This repository contains the code for the project 'Virtual separation of cellular markers wuth overlapping fluorescent spectra'
It contains:
- A few example datasets
- Codes to generate images
- ✨Deep learning using pix2pix✨
The deep learning part is done through a different repository on Github. You can download the necessary files from there.
- Experiment 1
- Experiment 2
- Experiment 3
- General files
- Others
Images or dataset are sometimes called AB. This means that it contains images that are a combination of A (conditional input) and B(target output).
Experiment 1 contains files related to separation of a nuclear (DAPI) and a membranal signal.
- Train set size
- Parameters
- 3D
- Other files
The Train set size folder contains the models trained on various train sets. Also a file to calculate the train time per model.
The Parameter folder contains models trained with different parameters, such as different lambda values, adapted learning rate and a ResNet generator.
The 3D folder contains a used 3D stack and scripts used for the 3D metrics.
Other files are the scripts to generate a test set used for the parameters. One file generates a random test set and the other file a random test set with the additional constraint of signal. In the current version of both, every 10 images an image of nuclei or membrane only is added. This can be removed.
Experiment 2 contains files and folders related to separation of a different nuclear signal and a membranal signal.
- File to make images from PAX8+NCAM1 and SIX2+NCAM1. This also uses the txt output of the coordinate file from General
- File to generate the whole kidney with PAX8 or SIX2 signal
- Models
Experiment 3 contains files and folders related to separation of 2 nuclear signals and a membranal signal.
- The model of PAX8, SIX2 and the mean membrane signal
- Code to generate the set, which also uses the txt output of the coordinate file.
The 'General' folder contains files used for multiple experiments, such as the coordinate finder and the metrics calculations.
The original dataset contains multiple layers with differing intensities. To find the intensities necessary to normalize pixel values a loop over all layers and all pixels was needed.
Not all images were generated completely random, because in some cases certainty of signal was needed. This file calculates the mask of every layer of interest and generates a desired amount of coordinates of that layer with a minimum amount of signal. This file has a few parameters you have to specify.

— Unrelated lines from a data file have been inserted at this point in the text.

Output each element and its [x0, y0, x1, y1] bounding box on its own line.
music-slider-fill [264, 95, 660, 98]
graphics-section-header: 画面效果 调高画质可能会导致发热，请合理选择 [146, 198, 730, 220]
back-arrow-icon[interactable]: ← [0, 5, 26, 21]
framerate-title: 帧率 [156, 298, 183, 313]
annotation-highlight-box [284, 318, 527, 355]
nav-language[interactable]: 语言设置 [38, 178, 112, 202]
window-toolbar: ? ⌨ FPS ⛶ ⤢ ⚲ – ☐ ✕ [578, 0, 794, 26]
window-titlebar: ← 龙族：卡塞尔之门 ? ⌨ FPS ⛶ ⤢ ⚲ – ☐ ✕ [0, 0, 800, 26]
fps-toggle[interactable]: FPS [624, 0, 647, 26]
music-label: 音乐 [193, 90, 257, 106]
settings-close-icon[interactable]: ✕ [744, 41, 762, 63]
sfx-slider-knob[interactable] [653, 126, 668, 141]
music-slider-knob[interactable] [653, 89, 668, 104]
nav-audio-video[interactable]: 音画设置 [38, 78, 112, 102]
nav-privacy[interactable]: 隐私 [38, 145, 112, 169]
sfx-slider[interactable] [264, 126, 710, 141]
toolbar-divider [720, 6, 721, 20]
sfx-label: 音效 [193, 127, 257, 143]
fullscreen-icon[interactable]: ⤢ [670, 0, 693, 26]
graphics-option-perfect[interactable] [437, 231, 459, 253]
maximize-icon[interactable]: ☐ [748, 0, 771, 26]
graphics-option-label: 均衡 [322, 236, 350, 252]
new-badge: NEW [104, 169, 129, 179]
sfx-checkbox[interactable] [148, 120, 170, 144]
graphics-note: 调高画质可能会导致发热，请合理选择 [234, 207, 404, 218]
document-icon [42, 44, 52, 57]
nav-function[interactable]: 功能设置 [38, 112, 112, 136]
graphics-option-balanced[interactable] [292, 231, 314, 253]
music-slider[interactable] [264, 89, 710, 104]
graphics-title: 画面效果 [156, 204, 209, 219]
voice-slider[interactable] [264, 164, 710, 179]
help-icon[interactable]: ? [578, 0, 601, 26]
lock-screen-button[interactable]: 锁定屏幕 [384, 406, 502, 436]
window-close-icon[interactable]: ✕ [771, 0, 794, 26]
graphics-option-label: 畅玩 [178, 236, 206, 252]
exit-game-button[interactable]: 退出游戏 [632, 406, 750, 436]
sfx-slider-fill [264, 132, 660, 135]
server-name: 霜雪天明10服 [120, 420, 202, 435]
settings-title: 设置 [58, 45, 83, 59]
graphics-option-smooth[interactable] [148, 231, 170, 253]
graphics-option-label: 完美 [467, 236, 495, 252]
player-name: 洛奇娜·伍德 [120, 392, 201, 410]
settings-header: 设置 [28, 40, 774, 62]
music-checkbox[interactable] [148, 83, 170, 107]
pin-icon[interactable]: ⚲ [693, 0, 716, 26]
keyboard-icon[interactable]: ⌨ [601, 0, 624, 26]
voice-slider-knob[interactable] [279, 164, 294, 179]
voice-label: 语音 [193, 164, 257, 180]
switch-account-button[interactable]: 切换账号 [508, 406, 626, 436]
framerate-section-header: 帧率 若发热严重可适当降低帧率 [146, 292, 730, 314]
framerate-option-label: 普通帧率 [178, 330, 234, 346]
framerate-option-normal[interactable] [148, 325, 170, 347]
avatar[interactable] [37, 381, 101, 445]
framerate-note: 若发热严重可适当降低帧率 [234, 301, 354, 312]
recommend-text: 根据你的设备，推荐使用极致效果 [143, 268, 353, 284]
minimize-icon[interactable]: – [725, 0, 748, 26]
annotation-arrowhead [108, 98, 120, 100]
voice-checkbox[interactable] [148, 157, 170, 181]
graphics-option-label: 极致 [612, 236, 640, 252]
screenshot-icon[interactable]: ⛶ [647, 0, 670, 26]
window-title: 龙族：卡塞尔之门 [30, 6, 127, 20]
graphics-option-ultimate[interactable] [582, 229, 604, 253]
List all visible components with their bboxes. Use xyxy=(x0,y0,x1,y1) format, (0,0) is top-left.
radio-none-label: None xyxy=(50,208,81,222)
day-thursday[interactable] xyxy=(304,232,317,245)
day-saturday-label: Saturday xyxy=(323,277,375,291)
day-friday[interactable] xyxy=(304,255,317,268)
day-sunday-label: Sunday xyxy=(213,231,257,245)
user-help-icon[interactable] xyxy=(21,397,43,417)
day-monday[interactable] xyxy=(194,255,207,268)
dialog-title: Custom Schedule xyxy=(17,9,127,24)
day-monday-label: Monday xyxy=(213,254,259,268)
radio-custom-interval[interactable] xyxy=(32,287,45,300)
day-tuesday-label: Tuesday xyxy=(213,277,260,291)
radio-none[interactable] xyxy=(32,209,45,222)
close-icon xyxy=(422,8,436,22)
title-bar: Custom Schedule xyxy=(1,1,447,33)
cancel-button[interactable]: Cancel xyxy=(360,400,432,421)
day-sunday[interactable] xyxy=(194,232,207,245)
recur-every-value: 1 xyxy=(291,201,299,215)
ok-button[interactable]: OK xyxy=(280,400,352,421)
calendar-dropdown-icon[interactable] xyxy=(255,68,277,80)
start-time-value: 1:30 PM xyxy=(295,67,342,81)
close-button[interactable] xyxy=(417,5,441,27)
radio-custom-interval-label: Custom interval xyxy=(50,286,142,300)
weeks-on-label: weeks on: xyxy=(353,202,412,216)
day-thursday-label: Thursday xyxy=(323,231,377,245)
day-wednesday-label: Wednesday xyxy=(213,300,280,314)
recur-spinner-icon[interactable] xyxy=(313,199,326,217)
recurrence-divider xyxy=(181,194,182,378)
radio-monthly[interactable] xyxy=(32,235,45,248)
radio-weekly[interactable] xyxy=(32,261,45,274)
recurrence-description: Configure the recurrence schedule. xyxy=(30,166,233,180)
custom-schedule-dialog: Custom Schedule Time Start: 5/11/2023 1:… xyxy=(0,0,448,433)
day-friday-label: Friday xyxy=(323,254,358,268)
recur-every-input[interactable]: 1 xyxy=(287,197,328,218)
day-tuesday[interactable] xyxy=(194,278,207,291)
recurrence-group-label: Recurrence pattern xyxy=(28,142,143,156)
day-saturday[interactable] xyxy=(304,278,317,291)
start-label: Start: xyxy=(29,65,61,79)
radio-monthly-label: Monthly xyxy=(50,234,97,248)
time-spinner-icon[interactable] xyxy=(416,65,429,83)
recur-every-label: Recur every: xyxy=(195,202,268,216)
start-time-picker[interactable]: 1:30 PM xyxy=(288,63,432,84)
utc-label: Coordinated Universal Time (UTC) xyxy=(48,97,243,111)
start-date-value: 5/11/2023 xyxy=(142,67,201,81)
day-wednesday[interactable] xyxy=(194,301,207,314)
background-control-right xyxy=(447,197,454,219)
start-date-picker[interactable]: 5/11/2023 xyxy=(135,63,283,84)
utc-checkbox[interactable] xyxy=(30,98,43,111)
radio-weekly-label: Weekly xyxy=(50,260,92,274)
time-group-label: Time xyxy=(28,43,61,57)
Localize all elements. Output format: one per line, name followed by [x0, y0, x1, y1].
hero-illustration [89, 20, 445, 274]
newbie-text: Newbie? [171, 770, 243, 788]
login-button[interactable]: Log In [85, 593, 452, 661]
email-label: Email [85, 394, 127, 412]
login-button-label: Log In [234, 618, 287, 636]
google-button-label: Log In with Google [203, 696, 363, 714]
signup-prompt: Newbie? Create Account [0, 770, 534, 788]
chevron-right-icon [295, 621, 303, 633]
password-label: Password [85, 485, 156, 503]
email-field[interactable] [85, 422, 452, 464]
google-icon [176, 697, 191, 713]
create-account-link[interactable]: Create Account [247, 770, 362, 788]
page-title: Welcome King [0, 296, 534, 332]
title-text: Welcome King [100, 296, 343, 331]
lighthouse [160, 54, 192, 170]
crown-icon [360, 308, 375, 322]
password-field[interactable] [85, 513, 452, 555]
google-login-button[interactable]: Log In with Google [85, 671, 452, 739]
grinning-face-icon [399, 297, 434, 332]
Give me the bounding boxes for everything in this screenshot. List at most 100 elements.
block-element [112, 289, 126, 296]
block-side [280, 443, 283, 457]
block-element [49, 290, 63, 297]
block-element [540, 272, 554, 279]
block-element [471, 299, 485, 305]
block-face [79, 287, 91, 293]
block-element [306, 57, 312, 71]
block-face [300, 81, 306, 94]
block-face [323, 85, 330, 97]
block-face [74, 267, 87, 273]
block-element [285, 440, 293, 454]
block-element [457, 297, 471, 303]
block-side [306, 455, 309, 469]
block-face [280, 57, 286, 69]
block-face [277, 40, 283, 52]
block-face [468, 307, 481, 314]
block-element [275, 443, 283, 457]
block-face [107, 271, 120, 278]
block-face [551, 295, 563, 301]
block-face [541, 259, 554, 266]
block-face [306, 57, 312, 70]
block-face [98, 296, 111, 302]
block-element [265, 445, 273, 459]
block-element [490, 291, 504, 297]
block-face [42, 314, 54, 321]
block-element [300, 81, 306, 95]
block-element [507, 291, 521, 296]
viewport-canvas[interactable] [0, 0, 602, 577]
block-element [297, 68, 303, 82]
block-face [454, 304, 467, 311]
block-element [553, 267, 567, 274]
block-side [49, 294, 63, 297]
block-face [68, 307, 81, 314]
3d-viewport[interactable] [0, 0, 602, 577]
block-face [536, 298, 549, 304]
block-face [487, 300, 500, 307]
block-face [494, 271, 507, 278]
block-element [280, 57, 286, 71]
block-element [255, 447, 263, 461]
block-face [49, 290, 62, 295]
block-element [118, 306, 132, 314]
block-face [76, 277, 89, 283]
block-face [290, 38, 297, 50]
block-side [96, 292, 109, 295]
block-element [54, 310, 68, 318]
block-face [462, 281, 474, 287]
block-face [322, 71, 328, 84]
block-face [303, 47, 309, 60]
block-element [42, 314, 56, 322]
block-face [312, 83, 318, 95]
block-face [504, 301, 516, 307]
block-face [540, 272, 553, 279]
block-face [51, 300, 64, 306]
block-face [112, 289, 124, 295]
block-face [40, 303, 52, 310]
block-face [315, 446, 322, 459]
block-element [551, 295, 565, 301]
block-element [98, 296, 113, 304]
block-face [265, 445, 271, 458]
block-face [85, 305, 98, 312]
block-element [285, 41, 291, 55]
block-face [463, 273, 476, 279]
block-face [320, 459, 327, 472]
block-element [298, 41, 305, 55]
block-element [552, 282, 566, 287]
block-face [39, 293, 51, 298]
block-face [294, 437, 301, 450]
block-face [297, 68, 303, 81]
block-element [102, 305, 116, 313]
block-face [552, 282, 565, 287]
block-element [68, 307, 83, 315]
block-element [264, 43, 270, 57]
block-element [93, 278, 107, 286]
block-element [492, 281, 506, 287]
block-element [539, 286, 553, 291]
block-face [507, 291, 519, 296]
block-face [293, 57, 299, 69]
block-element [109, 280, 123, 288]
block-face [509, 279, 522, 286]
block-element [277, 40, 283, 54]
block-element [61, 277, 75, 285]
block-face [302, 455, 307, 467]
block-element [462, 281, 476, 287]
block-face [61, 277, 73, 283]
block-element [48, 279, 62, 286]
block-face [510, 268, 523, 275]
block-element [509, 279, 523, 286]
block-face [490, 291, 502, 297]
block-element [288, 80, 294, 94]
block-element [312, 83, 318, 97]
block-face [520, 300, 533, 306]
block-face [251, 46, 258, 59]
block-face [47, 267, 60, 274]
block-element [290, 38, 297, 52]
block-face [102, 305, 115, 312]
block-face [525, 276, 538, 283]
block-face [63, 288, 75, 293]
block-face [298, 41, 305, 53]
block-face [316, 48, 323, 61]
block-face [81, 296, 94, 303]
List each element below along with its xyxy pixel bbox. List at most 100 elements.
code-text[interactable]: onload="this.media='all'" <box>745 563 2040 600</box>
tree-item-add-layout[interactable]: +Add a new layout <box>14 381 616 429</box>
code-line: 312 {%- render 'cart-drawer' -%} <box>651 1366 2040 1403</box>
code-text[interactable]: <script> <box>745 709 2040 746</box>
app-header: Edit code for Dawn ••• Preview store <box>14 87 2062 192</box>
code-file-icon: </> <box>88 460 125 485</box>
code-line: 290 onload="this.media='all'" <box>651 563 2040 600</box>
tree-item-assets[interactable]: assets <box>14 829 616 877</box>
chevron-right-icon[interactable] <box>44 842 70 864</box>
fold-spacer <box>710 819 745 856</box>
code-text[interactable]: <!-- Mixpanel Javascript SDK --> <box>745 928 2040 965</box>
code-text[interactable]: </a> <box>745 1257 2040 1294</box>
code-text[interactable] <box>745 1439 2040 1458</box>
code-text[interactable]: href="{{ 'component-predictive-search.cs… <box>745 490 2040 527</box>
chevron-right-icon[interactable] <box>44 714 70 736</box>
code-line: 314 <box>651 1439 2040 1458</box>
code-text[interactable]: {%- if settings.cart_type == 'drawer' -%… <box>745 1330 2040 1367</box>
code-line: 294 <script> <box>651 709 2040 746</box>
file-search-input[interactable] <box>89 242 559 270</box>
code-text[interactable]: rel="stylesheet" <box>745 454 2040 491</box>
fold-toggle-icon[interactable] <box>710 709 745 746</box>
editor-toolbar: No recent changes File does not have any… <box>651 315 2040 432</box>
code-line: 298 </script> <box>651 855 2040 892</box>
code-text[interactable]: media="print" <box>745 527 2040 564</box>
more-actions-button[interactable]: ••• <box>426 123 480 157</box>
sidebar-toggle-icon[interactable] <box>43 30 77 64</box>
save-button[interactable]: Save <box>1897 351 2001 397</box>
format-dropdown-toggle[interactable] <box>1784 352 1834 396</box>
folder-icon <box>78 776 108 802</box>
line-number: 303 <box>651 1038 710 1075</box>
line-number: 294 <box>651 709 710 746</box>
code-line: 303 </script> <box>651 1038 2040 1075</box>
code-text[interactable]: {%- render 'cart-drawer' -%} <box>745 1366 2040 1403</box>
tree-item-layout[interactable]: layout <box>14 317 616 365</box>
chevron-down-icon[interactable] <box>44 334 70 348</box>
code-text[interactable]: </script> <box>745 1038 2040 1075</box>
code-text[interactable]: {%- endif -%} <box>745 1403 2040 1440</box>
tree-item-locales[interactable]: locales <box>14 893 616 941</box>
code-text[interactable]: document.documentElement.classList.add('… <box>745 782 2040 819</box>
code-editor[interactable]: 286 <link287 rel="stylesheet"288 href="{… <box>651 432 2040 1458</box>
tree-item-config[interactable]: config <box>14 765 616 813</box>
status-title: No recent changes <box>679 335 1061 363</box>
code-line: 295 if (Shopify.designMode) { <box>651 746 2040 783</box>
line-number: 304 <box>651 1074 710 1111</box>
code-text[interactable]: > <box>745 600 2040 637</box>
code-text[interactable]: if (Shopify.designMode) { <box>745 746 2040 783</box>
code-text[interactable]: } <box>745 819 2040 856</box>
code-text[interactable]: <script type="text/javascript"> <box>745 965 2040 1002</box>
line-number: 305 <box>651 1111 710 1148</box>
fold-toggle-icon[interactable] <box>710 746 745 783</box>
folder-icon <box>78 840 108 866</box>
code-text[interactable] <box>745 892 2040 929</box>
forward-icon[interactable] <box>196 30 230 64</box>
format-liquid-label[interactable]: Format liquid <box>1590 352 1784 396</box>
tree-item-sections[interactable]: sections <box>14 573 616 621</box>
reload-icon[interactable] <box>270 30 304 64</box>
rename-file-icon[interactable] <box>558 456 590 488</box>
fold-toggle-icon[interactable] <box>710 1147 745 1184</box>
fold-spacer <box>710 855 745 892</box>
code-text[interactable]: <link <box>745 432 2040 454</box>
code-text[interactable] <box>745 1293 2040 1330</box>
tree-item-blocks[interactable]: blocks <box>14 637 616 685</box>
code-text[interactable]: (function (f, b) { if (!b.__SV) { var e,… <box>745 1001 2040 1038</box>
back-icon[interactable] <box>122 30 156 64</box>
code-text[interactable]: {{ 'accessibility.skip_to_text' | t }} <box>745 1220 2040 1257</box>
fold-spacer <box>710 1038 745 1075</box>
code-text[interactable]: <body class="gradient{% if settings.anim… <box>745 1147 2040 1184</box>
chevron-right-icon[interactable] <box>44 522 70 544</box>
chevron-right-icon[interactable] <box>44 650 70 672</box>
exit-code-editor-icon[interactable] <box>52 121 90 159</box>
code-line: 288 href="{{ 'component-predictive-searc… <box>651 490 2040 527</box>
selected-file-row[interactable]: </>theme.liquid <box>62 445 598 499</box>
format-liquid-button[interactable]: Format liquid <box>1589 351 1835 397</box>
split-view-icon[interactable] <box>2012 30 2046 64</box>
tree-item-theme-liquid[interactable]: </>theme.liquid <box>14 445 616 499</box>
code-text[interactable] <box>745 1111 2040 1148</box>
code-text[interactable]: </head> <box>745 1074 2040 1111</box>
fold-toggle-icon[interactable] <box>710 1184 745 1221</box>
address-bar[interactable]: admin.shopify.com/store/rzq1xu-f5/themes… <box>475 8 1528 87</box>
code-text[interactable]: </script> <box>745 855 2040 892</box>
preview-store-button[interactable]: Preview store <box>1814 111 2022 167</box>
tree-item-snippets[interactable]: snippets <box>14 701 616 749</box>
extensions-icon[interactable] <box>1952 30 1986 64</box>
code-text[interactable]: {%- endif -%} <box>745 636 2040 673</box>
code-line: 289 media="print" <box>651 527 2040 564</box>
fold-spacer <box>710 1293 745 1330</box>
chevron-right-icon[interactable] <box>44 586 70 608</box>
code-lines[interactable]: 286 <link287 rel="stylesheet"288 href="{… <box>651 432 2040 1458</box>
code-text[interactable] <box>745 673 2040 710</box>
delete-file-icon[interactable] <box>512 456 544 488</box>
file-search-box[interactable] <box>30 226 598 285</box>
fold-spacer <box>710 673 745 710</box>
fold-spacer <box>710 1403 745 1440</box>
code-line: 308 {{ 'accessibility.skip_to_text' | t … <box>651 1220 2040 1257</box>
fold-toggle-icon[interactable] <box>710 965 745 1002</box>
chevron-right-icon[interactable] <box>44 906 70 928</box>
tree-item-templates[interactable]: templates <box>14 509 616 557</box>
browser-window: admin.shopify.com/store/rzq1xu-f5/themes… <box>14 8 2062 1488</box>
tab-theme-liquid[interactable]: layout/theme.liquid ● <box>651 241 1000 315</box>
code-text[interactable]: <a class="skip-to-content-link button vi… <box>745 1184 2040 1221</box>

"--data", "-d", help = "path to h5py file"
"--names", "-n", nargs = '+', help = "names of wanted membranes and nuclei", type = str
"--layers", "-l", nargs = '+', help ="the range of layers of interest"
parser.add_argument("--image_size", "-is", default = 512, help="size of the image, square")
"--image_width", "-iw", default = 16128, help="the width of the image, default is 16128"
"--image_height", "-ih", default = 16896, help="the height of the image, default is 16896"
Some remarks: 'names' have to be capitals.
Inside the file you can adjust the threshold of minimum pixel value or the relative path within the h5 file.
This file outputs txt files with 'random' coordinates above a certain threshold for the signals of interest. One txt file per layer.
Other files to generate images depend on the output of this file. I would advise to generate the coordinates with a shell script on the background.
With the coordinate finder file you'll get txt files per layer with coordinates of images with signal. With this file you create the images reading the txt files. You do have to adjust lines when using different signals, as the default is DAPI and the mean membrane signal. I would advise to do this with a shell script on the background.
Sometimes images are directly outputted as combined AB images, but sometimes in separate sets of A and B. When this happens, they have to be combined and split into train, test and val.
Random generation of images
The first file 'make images' is to generate images from the txt files. This file is to generate random images from all over the kidney.
This is the file where the SSIM, the absolute error percentage and the Pearson correlation are calculated. There is also a separate file for the Pearson correlation only
Files that came in handy for tasks or are not part of the experiments (e.g. version of pix2pix to output numpy arrays).
- File to concatenate separate A and B images to an AB image
- File to generate the whole kidney in images of 512 x 512
- File to count how many images there are in a folder
Download the repository or only the code you're interested in. The environment.yml file contains the necessary packages.
Install the dependencies using conda
conda env create -f environment.yml
This creates an environment called 'virtsep'
As said before, you also need to download the Github repository of the pix2pix.
The datasets are not included in this repository. They are very large and Github was not happy to upload them.